The Home Office has today (25th July 2023) announced the recipients of its £8.3million Violence Against Women and Girls Support and Specialist Fund.
We are deeply disappointed that this fund has failed to ring-fence funding for lifesaving services led by and for Black and minoritised women, and other marginalised groups including migrant women, Deaf and disabled women and LGTBQ+ survivors. Despite these services being best placed to provide tailored, holistic support to the most marginalised survivors, they are chronically underfunded and therefore often on the brink of collapse.
This fund had the potential to help so many of these services, but due to the way it has been designed, we are saddened but unsurprised to see smaller but vitally important specialist organisations not named as the recipients of the millions being distributed. A fund aiming to support ‘by and for’ organisations must take into account and be responsive to their needs if it is to be accessible to the services that most need it. In failing to do this, the Home Office’s latest funding announcement is really no different from any other fund; replicating and further entrenching inequalities in access to statutory funding.
The End Violence Against Women Coalition, along with a wide range of specialists including Imkaan and Women’s Aid, has long called for ring-fenced national funding for specialist ‘by and for’ services.
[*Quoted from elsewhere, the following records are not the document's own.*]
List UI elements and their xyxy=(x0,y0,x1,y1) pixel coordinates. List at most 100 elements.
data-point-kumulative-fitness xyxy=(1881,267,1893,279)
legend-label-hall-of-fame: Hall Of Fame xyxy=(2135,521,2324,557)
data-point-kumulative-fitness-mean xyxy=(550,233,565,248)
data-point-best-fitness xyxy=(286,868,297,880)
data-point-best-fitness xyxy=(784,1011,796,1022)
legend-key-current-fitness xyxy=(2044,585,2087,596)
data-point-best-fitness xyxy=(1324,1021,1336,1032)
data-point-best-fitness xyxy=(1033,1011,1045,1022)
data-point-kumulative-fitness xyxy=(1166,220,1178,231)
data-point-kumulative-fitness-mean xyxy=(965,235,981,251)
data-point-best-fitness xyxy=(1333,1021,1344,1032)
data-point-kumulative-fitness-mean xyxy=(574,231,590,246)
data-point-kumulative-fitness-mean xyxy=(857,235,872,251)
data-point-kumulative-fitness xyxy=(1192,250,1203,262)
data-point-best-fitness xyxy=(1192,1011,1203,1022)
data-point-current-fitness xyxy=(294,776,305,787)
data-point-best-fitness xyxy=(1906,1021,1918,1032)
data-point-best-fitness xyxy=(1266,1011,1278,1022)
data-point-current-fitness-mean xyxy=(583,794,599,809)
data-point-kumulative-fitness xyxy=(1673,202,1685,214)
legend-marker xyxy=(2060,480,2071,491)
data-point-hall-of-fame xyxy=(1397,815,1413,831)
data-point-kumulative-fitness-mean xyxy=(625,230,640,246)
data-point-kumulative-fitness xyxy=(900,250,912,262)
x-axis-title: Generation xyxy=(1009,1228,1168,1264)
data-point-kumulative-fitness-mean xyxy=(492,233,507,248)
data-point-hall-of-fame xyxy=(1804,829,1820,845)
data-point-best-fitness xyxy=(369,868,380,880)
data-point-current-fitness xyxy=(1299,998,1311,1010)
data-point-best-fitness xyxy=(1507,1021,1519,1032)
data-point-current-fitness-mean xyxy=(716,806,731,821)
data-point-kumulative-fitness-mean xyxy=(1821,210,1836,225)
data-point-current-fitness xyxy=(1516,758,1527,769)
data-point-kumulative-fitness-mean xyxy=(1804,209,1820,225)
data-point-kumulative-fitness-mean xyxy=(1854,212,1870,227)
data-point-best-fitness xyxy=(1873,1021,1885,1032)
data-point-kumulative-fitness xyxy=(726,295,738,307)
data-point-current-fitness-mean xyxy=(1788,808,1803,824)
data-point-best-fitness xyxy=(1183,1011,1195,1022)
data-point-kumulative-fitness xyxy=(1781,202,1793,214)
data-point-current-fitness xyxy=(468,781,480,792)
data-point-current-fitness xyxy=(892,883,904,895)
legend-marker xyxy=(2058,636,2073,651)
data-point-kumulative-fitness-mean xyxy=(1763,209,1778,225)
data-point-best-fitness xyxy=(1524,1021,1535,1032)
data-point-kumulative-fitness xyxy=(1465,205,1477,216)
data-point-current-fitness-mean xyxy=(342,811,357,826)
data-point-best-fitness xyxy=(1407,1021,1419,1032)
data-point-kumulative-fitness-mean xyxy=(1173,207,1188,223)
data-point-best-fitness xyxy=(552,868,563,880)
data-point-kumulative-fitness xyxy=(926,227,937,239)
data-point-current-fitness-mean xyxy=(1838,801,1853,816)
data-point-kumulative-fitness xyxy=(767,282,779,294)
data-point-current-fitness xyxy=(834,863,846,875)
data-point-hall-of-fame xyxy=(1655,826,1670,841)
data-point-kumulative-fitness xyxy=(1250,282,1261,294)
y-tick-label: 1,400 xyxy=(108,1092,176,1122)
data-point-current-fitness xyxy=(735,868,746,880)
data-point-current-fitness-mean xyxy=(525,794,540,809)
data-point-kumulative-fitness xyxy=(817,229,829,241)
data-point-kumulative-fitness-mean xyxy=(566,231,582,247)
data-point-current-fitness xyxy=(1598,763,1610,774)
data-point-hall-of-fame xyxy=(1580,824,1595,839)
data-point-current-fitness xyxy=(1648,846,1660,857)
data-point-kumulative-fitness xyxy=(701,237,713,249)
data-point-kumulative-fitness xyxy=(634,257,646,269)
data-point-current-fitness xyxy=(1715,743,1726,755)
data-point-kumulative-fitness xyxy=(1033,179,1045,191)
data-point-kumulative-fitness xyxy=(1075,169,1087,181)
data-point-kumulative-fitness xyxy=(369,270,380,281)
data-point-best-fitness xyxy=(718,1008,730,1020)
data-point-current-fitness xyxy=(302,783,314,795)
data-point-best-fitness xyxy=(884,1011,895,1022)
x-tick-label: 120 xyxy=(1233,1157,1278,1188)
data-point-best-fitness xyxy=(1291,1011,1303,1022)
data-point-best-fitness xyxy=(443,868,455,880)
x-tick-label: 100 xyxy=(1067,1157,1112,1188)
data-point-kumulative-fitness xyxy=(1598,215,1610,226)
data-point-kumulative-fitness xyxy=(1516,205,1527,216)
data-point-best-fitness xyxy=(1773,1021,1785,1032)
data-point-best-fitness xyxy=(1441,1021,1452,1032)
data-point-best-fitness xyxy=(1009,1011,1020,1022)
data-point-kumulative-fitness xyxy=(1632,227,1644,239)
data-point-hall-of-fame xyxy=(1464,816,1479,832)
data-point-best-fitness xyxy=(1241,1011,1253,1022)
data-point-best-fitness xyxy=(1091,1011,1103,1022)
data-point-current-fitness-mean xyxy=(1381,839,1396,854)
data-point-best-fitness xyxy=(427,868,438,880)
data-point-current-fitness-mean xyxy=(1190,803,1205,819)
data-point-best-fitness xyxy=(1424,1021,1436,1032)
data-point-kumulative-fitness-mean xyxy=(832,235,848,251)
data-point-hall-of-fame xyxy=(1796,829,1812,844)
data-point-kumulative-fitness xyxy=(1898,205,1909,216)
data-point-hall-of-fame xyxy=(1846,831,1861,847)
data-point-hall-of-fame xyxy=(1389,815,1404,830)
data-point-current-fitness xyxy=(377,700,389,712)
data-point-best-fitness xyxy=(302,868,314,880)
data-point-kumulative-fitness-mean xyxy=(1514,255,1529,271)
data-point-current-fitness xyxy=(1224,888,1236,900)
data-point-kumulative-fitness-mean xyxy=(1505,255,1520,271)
Current funding structures and practices systematically disadvantage ‘by and for’ organisations while benefiting large, white-led services. During the design of this fund, we raised the alarm that its set up would further marginalise smaller ‘by and for’ services, but our concerns were ignored.
While funding has gone to a number of important specialist services, we are concerned to see a significant proportion of the fund go to statutory agencies, reducing the potential for it to reach smaller non-commissioned services led by and for Black and minoritised women and other marginalised groups.
Specialist services are struggling to meet demand and stay afloat in the cost of living crisis, at a time when survivors need them more than ever. It is ‘by and for’ organisations, and the marginalised women they support, who are hit hardest by this funding crisis. It is high time the government made good on its promises to prioritise violence against women and girls, and committed to sustainably funding specialist support services with funding processes that reflect the needs and challenges of expert ‘by and for’ organisations.